Q: Do you yield when a blind pedestrian is crossing the road?

A: What for? He can't see my license plate.


Q: Who has the right of way when four cars approach a four-way stop at the same time?

A: The pick up truck with the gun rack and the bumper sticker saying, "Guns don't kill people. I do."


Q: What are the important safety tips to remember when backing your car?

A: Always wear a condom.


Q: When driving through fog, what should you use?

A: Your car.


Q: How can you reduce the possibility of having an accident?

A: Be too ****-faced to find your keys.


Q: What problems would you face if you were arrested for drunk driving?

A: I'd probably lose my buzz a lot faster.


Q: What changes would occur in your lifestyle if you could no longer drive lawfully?

A: I would be forced to drive unlawfully.


Q: What are some points to remember when passing or being passed?

A: Make eye contact and wave "hello" if he/she is cute.

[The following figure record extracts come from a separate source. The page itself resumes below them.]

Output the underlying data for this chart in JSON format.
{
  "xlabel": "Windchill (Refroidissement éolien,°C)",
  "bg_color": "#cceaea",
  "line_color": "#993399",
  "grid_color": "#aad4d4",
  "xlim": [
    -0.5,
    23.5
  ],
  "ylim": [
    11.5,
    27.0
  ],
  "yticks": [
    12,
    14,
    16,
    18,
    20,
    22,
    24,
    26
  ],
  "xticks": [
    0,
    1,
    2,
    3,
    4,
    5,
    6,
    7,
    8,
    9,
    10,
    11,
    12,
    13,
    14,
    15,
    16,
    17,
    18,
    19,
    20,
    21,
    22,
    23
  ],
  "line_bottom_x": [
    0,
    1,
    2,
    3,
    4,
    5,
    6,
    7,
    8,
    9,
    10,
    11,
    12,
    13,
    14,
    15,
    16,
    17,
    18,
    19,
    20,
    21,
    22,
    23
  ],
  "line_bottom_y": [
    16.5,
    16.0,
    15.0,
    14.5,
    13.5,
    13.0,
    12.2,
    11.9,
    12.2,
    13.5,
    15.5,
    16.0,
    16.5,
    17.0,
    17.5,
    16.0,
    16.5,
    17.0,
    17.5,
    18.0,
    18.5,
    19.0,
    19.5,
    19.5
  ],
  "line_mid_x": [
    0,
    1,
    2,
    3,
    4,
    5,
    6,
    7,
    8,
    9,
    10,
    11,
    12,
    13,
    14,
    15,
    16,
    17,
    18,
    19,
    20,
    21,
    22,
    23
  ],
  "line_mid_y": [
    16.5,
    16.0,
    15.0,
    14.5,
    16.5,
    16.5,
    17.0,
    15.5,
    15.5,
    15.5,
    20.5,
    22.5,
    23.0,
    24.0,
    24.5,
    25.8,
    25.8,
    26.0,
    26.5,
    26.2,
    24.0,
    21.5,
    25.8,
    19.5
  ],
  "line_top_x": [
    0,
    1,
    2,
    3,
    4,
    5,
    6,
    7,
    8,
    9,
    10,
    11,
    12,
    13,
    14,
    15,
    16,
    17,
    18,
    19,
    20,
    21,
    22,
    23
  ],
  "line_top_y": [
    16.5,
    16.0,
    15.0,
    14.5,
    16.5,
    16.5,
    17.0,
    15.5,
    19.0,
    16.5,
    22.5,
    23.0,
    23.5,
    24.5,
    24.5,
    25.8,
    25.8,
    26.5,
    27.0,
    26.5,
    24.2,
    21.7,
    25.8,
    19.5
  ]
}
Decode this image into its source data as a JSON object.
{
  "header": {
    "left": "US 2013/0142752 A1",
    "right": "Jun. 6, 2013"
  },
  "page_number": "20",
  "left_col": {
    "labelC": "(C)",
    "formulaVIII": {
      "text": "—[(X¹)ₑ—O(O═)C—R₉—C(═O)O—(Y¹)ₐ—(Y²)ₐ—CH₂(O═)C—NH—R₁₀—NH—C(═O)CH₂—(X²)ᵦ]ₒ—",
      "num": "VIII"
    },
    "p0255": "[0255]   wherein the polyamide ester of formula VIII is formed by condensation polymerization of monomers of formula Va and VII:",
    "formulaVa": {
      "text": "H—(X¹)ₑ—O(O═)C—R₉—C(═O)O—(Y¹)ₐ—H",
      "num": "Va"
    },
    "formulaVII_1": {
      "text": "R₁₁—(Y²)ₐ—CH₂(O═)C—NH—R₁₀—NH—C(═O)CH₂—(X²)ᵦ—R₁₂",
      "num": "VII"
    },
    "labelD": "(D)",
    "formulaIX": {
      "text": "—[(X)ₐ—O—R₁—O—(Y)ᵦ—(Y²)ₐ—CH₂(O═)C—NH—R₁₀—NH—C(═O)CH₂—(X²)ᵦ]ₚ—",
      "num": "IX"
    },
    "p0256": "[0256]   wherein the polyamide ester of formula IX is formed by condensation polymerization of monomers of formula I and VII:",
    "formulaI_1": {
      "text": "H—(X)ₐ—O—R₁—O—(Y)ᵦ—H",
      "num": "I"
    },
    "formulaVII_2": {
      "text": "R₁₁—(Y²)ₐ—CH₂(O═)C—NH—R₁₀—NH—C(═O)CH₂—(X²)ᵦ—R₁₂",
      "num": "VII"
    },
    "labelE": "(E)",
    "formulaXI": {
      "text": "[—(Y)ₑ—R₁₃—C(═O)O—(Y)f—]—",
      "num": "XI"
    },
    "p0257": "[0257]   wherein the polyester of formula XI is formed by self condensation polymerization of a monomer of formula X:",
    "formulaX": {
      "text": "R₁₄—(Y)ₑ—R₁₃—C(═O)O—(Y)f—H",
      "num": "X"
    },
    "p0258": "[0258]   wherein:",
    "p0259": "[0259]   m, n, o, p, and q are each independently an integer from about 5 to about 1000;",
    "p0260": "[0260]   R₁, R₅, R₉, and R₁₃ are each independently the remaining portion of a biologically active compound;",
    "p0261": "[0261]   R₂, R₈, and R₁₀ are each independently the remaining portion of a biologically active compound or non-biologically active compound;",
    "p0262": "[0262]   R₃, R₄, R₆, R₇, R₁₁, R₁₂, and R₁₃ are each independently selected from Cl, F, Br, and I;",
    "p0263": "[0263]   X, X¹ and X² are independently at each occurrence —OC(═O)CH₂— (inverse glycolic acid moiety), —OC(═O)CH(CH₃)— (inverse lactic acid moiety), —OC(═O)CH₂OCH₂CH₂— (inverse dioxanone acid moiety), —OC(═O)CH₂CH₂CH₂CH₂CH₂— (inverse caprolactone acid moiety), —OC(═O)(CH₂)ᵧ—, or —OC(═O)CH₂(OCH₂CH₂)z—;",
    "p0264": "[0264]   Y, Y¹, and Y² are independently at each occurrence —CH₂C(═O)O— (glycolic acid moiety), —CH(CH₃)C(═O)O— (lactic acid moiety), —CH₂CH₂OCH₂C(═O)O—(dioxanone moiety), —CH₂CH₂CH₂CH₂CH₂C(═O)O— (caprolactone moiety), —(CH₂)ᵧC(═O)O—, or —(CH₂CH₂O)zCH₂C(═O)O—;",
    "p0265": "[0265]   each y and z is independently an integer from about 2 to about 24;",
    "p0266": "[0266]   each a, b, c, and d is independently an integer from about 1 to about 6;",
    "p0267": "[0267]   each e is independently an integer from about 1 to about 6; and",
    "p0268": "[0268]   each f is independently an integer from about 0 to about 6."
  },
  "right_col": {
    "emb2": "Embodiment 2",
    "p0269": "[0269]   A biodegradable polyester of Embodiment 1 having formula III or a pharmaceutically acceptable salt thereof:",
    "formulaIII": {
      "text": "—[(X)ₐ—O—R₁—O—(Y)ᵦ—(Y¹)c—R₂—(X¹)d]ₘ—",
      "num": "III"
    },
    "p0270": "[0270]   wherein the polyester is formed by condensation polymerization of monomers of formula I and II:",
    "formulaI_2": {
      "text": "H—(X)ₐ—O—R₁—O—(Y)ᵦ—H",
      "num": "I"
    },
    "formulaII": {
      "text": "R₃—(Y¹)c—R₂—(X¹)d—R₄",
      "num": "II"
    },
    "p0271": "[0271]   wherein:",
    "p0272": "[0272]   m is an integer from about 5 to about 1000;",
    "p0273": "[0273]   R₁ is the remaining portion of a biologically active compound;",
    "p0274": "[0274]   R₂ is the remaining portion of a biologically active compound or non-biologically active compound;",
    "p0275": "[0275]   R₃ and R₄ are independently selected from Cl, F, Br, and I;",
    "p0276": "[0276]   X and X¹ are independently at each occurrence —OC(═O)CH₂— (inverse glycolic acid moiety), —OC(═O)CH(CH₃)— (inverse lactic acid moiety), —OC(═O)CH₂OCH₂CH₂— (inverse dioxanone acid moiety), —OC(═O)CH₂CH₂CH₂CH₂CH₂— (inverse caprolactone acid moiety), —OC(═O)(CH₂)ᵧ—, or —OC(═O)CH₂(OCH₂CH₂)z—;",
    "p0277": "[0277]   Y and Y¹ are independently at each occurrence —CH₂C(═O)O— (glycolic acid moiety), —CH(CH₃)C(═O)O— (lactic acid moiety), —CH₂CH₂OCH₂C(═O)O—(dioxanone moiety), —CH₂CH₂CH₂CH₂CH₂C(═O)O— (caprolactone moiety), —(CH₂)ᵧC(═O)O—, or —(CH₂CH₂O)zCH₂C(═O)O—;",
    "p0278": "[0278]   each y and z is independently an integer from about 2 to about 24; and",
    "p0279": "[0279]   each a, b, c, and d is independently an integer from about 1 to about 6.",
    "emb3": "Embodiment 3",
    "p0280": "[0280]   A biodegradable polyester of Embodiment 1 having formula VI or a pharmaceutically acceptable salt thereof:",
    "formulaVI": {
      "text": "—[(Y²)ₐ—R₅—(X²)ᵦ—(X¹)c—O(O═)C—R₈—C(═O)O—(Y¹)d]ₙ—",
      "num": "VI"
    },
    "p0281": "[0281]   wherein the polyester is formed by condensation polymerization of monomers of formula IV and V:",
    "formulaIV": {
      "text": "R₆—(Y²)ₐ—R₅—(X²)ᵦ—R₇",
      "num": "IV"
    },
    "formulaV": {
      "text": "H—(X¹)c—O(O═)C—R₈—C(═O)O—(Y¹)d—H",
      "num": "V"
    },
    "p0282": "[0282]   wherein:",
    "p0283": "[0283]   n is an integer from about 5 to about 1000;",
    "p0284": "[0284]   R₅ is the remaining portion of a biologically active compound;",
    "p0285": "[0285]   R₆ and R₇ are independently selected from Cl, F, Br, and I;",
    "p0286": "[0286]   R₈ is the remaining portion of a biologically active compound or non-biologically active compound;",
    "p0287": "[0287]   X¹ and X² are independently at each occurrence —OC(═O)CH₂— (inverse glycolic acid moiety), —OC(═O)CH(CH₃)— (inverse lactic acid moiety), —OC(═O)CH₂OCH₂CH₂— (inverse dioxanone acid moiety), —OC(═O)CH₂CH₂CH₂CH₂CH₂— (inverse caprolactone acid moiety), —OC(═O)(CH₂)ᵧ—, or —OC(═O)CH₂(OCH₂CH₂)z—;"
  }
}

Q: What is the difference between a flashing red traffic light and a flashing yellow traffic light?

A: The color.


Q: How do you deal with heavy traffic?

A: Heavy psychedelics.


Q: What can you do to help ease a heavy traffic problem?

A: Carry loaded weapons.


----------



## tancowgirl2000 (Sep 11, 2005)

hehe Im passing on..........


----------



## middie (Sep 11, 2005)

and i assume most of these people passed ?
scary


----------



## Maidrite (Sep 12, 2005)

Heres one on the Drivers Ed Test !


Ok you have a 4 way stop, And all of these vehicles get there at the same time and all want to go straight ahead. 1st vehicle is Police Car, 2nd vehicle is a Fire Truck, 3rd vehicle is a Ambulance, and 4th one is a Mail Truck.  Who has Right of Way? 













Mail Truck.... it is a Federal Vehicle and would have Right of Way over the other three! True Fact. 
I like this Topic ! Thank You!


----------



## pdswife (Sep 12, 2005)

Very good!  I'm sending it to my email friends.!


----------